My eyes drop sadly seeing her sad as well, “What is wrong, Rebecca?” I ask, and she quickly wipes her tears off and looks up at me.

“Not-nothing,” she stutters, shaking it off as if it is nothing, but I know better than to take that as the truth.

I met her crying. No one cries for the fun of it.

I roll my eyes, “I know there is, tell me what.”

“Well, the boss threatened to hurt me and my family if I ever took your name again. I want nothing to happen to them.” Her eyes are desperate and still wet, and they meet with mine as well.

I hiss in annoyance and sigh when I see how torn she is about all this. I want to tell her he’s just bluffing, but I don’t know if I’ll be right for saying that.

He can’t just hurt her. It makes no sense and I know how it feels to be in Rebecca's shoes; I was there four years ago, and it wasn’t fun at all. It is a scary place and I don’t know how Keenan can live with himself through the misery he put people through sometimes.

“I’m sorry to hear that, Rebecca,” I say, coming to sit beside her and I take her hand. “Keenan is a nightmare, and we always fall out because of how he treats people.

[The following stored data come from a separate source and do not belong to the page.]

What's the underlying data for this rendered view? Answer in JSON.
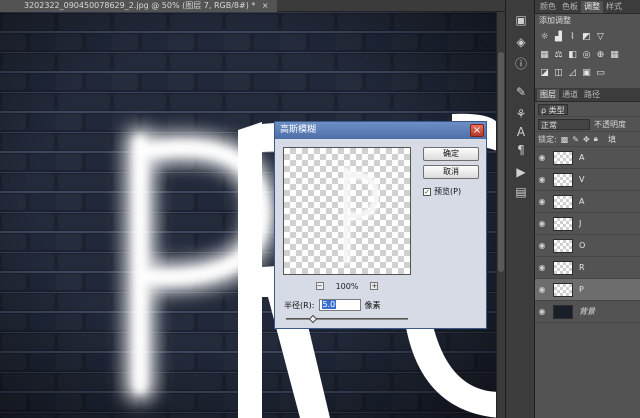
{
  "document": {
    "tab_title": "3202322_090450078629_2.jpg @ 50% (图层 7, RGB/8#) *",
    "close_glyph": "×",
    "canvas_text": "PRO"
  },
  "right_panel": {
    "top_tabs": [
      "颜色",
      "色板",
      "调整",
      "样式"
    ],
    "active_top_tab": "调整",
    "adjustments_title": "添加调整",
    "adjustment_icons": [
      [
        "brightness-icon",
        "levels-icon",
        "curves-icon",
        "exposure-icon"
      ],
      [
        "vibrance-icon",
        "hue-saturation-icon",
        "color-balance-icon",
        "black-white-icon",
        "photo-filter-icon",
        "channel-mixer-icon"
      ],
      [
        "invert-icon",
        "posterize-icon",
        "threshold-icon",
        "selective-color-icon",
        "gradient-map-icon"
      ]
    ],
    "layer_tabs": [
      "图层",
      "通道",
      "路径"
    ],
    "active_layer_tab": "图层",
    "filter_kind": "ρ 类型",
    "blend_mode": "正常",
    "opacity_label": "不透明度",
    "lock_label": "锁定:",
    "fill_label": "填"
  },
  "layers": [
    {
      "name": "A",
      "selected": false,
      "background": false
    },
    {
      "name": "V",
      "selected": false,
      "background": false
    },
    {
      "name": "A",
      "selected": false,
      "background": false
    },
    {
      "name": "J",
      "selected": false,
      "background": false
    },
    {
      "name": "O",
      "selected": false,
      "background": false
    },
    {
      "name": "R",
      "selected": false,
      "background": false
    },
    {
      "name": "P",
      "selected": true,
      "background": false
    },
    {
      "name": "背景",
      "selected": false,
      "background": true
    }
  ],
  "dialog": {
    "title": "高斯模糊",
    "close_glyph": "×",
    "ok_label": "确定",
    "cancel_label": "取消",
    "preview_label": "预览(P)",
    "preview_checked": true,
    "preview_letter": "P",
    "zoom_minus": "−",
    "zoom_plus": "+",
    "zoom_level": "100%",
    "radius_label": "半径(R):",
    "radius_value": "5.0",
    "radius_unit": "像素",
    "radius_slider_fraction": 0.22
  },
  "colors": {
    "ps_dark": "#282828",
    "panel": "#535353",
    "dialog_bg": "#d6dbe5",
    "dialog_title": "#4d6ea8",
    "glow": "#ffffff"
  }
}
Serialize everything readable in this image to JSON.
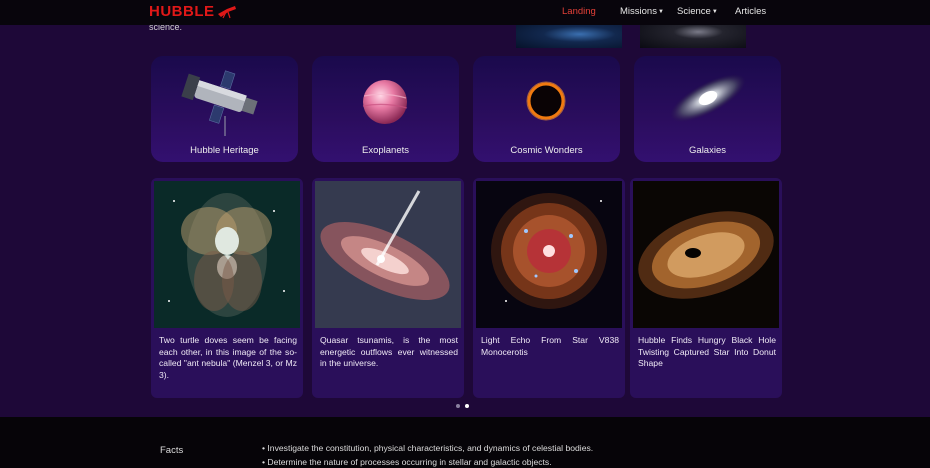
{
  "navbar": {
    "logo": "HUBBLE",
    "links": [
      {
        "label": "Landing",
        "active": true,
        "dropdown": false
      },
      {
        "label": "Missions",
        "active": false,
        "dropdown": true
      },
      {
        "label": "Science",
        "active": false,
        "dropdown": true
      },
      {
        "label": "Articles",
        "active": false,
        "dropdown": false
      }
    ]
  },
  "hero": {
    "text": "science."
  },
  "categories": [
    {
      "label": "Hubble Heritage",
      "icon": "telescope-icon"
    },
    {
      "label": "Exoplanets",
      "icon": "planet-icon"
    },
    {
      "label": "Cosmic Wonders",
      "icon": "eclipse-ring-icon"
    },
    {
      "label": "Galaxies",
      "icon": "galaxy-icon"
    }
  ],
  "stories": [
    {
      "text": "Two turtle doves seem be facing each other, in this image of the so-called \"ant nebula\" (Menzel 3, or Mz 3).",
      "image": "ant-nebula-image"
    },
    {
      "text": "Quasar tsunamis, is the most energetic outflows ever witnessed in the universe.",
      "image": "quasar-image"
    },
    {
      "text": "Light Echo From Star V838 Monocerotis",
      "image": "light-echo-image"
    },
    {
      "text": "Hubble Finds Hungry Black Hole Twisting Captured Star Into Donut Shape",
      "image": "black-hole-image"
    }
  ],
  "carousel": {
    "count": 2,
    "active": 2
  },
  "footer": {
    "facts_title": "Facts",
    "facts": [
      "Investigate the constitution, physical characteristics, and dynamics of celestial bodies.",
      "Determine the nature of processes occurring in stellar and galactic objects."
    ]
  },
  "colors": {
    "background": "#1e0838",
    "accent": "#e01818",
    "card": "#2a0f5a"
  }
}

We even fought not so long ago.”

She sniffs and rubs her face with her free hand, “I hope the fight wasn’t because of me.”

I shake my head, I wouldn’t have even placed what we had in the bathroom on my 101 lists of fights, but as I think carefully about it again, I realise that it indeed was a fight, “We fought because Keenan is a control freak and he doesn’t care who he hurts.”

Rebecca looks up at me, “Maybe because he cares about you.”

I scoff at her laughable excuse, getting up and going over to my makeup mirror and seat down on the chair, “Keenan cares about himself, his money and name and somehow I think he knows I can take all that away from him even though I still don’t know how. So he keeps me locked out to stop people from finding out that I’m his wife.”

“You think he doesn’t want people finding out about you?” Rebecca asks with a small voice, curious about my reply.

“It’s not what I think, it’s what I know.”

Her eyes furrow as she looks down at the bed. “This dress came in on Mr Hilton’s order.” She says, picking up a black shopping bag and bringing out an orange silk gown with a ruby design on its waistline and a black diamond around the neck. My heart melts as I fall in love with the dress almost immediately. “It looks like he’s planning on taking you out today.” She tells me with a weak smile as she gets up and dangles the dress in front of my face.